I’m about two hours away from heading on vacation to Montreal, but I wanted to post a quick update about a vulnerability I found on REI.com last night.
The vulnerability was a simple one. A few days ago, to get a 15% off coupon, I signed up for their Gear Mail newsletter. It eventually came, and at the bottom it had a link to unsubscribe, which I clicked (I was only after the 15% sign-up coupon).
The link led to:
http://email.rei.com/cgi-bin12/DM/t/nCT4n0N3xbv0ESo05DPf0Et&EmailAddr=mlissner@michaeljaylissner.com
Which redirects to:
https://preferences.rei.com/rei/rei_PrefCtr.asp?EmailAddr=mlissner@michaeljaylissner.com
I immediately noticed the badness in these URLs, and at a whim, I tried modifying the URL to use a friend’s email address. Sure enough it worked, and I could look up the full name and zip code of anybody who had an email address that was in REI’s system.

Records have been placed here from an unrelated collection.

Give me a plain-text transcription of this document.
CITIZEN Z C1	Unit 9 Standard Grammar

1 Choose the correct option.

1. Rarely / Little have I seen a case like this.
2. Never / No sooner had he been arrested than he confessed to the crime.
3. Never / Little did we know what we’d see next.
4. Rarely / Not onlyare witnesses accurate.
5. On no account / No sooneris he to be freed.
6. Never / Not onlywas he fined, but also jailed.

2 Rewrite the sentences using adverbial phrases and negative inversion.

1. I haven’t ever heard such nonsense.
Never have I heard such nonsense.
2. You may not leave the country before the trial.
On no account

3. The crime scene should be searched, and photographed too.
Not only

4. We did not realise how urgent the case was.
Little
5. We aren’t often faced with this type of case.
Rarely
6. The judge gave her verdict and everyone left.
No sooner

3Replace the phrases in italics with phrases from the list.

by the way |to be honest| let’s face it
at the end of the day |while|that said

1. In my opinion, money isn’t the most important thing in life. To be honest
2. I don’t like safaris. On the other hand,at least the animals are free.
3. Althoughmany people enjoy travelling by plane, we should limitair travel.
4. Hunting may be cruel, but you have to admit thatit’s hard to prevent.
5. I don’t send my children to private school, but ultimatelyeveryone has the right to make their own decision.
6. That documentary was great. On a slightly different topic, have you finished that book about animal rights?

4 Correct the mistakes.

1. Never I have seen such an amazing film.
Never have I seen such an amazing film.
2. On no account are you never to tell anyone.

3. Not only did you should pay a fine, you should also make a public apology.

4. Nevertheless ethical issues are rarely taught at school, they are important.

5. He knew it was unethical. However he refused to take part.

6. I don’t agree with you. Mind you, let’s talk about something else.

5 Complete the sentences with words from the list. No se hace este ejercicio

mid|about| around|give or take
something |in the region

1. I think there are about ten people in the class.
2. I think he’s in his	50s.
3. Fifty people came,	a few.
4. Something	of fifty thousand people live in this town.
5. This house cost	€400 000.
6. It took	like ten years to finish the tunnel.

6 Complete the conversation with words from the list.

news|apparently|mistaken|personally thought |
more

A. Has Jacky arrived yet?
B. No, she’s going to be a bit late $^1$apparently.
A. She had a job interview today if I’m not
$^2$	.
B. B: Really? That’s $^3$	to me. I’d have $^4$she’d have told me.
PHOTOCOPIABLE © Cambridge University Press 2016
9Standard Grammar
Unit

Around midnight last night, I sent REI an email informing them of the problem, giving them a month to fix it, and I posted on Twitter that I had found a vulnerability on REI.com. Naively, I thought that if I didn’t post the link on Twitter, nobody would be able to figure it out, but of course, by morning a friend of mine (a security/privacy researcher, sigh) had found the link and posted it. Not only that, but for fun, he had tried his address book against the link, and turned up 30 of his friend’s names and zip codes out of a sample of about 200.
I sent another note to REI to make sure that they knew about the link now being in the open, and that the month I promised them had been curtailed by my own mistake.
It’s now 7:15pm, about 19 hours after I first informed them of the problem, and it’s fixed. It still seems to be possible for me to update your email subscriptions, but at least I can’t look up information about you.